The NAACP and the Supreme Court's 'Black Seat' On Politics Today

Jack W.Germond and Jules Witcover

August 01, 1991|By Jack W.Germond and Jules Witcover

Washington -- IN ANNOUNCING its decision to oppose the Supreme Court nomination of Judge Clarence Thomas, the NAACP appears to be holding out what is a very unrealistic hope -- that if Thomas is rejected President Bush will choose another black for the vacancy.

Dr. William F. Gibson chairman of the NAACP board said the organization " will continue to fight until an appropriate replacement who embodies the views of the majority of black Americans is nominated and confirmed," and later, responding to a question, said there "should be at least one minority black" on the court.

Bush, however, has already stated emphatically, in nominating Thomas, that he does not subscribe to the notion that the seat vacated byThurgood Marshall, the first black on the court, has now become a "black seat." In fact, he has strenuously resisted the allegation that in naming Thomas he has met a racial quota -- at precisely the time he is trumpeting his opposition to racial quotas that he insists are part of the civil rights legislation he says he will veto.

For Bush to select another black in the event that Thomas is not confirmed, the president would be contradicting himself.

Much more likely, if he can't get Thomas he will fall back on the Hispanic-American also interviewed when Marshall announced his retirement, Judge Emilio Garza, or another Hispanic.

Such a choice would have the political virtue of appealing to another ethnic minority group that Bush has long been courting, and it would serve to blunt much of the criticism from blacks that would result if he tried to fill Marshall's old seat with a white male. So, to a degree, would be the naming of a woman, such as

Judge Edith Jones, who also was on Bush's last short list.

As a result, the NAACP's decision to oppose Thomas probably means that the organization's board of directors has unwittingly voted toreplace a black nominee not to their liking with an Hispanic or a white woman who like Thomas also has a record as a conservative, and hence also not to their liking.

While the NAACP's opposition to Thomas undoubtedly strengthens greatly the hand of those against him, the effort will be, as executive director Benjamin Hooks acknowledged, distinctly an "uphill fight, as most battles of civil-rights organizations are."

With Republican Sen. John Danforth rallying his party colleagues behind Thomas, a former Danforth aide, the White House will need only seven Democratic votes to go with the 43 Republicans in the Senate. Much will depend on how Thomas fares in his confirmation hearings next month, with much of the same coalition that beat Robert Bork's nomination against him.

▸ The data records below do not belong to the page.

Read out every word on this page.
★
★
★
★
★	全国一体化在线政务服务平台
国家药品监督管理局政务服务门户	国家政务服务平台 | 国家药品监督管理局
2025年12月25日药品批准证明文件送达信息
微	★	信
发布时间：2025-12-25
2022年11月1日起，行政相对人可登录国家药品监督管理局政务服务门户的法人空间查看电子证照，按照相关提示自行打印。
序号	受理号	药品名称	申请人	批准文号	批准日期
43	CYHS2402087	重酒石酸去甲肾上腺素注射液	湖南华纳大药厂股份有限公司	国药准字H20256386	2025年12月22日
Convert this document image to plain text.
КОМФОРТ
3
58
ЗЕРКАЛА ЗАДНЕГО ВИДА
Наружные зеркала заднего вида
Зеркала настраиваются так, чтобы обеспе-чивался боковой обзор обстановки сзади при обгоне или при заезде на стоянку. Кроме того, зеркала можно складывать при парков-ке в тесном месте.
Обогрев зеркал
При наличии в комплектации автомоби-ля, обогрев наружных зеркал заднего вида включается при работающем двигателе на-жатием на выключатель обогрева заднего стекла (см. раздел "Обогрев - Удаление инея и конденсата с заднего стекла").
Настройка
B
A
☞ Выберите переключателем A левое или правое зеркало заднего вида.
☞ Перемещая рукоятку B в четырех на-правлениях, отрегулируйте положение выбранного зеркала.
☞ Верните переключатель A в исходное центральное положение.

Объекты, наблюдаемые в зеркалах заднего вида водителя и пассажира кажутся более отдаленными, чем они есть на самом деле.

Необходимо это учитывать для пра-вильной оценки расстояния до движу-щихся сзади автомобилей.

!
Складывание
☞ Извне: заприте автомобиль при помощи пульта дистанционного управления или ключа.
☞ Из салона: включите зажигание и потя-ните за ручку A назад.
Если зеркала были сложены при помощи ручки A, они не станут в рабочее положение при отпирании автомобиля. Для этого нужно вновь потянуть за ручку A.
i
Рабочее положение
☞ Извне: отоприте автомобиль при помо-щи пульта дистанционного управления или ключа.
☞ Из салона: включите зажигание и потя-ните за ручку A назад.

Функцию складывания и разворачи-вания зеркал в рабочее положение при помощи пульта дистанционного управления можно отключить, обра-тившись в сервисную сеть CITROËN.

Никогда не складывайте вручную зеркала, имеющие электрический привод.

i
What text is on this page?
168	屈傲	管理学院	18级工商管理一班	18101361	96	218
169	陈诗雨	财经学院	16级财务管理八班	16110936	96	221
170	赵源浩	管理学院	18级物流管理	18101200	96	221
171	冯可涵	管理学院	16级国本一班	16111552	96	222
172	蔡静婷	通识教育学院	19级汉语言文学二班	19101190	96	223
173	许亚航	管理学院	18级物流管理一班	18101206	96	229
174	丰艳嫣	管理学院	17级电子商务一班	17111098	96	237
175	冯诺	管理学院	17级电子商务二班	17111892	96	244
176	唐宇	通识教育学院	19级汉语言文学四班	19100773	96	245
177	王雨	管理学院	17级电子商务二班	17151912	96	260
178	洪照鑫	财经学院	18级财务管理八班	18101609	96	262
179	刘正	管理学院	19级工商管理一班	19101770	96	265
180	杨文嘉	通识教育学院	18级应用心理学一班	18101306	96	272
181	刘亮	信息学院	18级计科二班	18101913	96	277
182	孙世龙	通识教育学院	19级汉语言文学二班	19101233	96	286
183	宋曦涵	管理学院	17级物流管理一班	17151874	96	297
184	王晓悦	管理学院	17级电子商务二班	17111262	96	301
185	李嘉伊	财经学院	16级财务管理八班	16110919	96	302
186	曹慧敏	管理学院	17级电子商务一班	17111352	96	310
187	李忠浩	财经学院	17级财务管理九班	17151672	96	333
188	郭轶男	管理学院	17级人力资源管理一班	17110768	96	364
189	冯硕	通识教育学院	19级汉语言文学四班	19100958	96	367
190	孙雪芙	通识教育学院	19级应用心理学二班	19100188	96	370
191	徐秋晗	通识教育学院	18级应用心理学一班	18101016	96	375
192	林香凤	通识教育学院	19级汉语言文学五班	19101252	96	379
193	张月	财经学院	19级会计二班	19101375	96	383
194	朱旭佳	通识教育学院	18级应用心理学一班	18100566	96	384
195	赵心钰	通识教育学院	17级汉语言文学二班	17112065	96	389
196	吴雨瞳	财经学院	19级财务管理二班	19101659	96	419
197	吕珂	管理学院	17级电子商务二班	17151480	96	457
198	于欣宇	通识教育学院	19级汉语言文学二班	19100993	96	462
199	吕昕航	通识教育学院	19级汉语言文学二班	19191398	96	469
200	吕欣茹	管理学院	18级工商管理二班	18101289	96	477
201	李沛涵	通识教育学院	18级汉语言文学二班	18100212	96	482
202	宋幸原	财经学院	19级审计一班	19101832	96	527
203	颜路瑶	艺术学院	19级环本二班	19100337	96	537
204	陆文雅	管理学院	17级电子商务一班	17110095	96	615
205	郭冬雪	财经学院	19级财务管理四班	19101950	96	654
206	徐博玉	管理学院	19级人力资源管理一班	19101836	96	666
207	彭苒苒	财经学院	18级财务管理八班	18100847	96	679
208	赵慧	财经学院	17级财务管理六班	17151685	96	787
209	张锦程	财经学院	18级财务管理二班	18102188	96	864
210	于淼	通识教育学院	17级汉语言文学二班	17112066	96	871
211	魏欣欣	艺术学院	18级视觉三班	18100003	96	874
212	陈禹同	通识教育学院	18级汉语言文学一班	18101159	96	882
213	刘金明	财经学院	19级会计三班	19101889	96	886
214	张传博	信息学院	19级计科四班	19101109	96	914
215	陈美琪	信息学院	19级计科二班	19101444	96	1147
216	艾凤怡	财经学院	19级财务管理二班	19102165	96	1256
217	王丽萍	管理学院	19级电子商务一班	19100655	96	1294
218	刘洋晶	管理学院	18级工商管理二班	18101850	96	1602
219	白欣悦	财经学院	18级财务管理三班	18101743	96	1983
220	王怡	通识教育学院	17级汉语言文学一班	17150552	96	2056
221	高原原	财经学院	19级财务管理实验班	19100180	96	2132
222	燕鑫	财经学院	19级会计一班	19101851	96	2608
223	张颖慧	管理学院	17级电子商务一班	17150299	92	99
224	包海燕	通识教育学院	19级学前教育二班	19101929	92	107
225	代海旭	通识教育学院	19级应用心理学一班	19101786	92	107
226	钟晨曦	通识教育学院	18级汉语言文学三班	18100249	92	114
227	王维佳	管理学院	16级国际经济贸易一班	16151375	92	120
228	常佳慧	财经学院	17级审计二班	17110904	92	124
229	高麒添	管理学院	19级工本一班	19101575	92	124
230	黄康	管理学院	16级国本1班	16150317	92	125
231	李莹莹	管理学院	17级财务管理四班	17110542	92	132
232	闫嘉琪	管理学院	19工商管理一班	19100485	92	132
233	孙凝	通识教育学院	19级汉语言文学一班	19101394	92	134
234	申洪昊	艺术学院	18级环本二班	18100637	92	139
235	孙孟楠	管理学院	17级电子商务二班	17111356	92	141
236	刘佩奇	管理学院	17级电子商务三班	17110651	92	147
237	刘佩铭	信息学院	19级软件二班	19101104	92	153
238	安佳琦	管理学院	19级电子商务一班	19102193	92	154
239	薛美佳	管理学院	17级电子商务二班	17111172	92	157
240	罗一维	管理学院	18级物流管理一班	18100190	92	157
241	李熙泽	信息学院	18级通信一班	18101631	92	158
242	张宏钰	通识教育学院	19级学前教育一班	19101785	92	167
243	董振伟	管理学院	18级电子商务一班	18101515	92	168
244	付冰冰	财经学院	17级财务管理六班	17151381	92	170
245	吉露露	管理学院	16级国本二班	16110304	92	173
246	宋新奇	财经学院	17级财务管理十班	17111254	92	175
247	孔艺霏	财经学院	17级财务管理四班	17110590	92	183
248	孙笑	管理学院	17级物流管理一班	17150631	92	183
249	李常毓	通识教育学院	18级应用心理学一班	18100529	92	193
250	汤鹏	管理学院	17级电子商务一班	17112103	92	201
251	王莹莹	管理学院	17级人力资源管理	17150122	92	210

One NAACP board member, former Georgia state senator Julian Bond, said President Bush, regardless of what he says about there not being a black seat on the court, has indicated that he recognizes that there is, by the very fact that he selected Thomas, whose only clear qualification for the appointment -- in Bond's view -- is that he is black.

Gibson and Hooks both said that they had not been asked by the White House for the names of other qualified blacks, but that they were prepared to do so. Neither sounded, however, as if he expected the phone at NAACP headquarters to be ringing anytime soon.

What no doubt intensifies the NAACP board's opposition to Thomas is the fact that he is in line to replace not just any black on the court but Marshall, the organization's icon. "It is particularly disturbing," Gibson said of Thomas, "that one who has himself so benefitted from affirmative action now denegrates it and would deny these opportunities to other blacks."

When Gibson was asked why he wasn't willing to take a chance that Thomas, once he had lifetime tenure on the bench, might adopt positions more acceptable to the NAACP, replied: "I'm not a gambler. I don't go to Las Vegas and I don't go to Atlantic City....It's too big a gamble."

But it appears to be an even bigger gamble to hope that President Bush, if his choice of Clarence Thomas is rejected, will select another black for the Marshall vacancy. Doing so not only would force Bush to eat his own words, but would make a mockery of his opposition to anything resembling racial quotas in job hiring -- opposition that he figures will bring him a heavy FTC white blue-collar vote next year.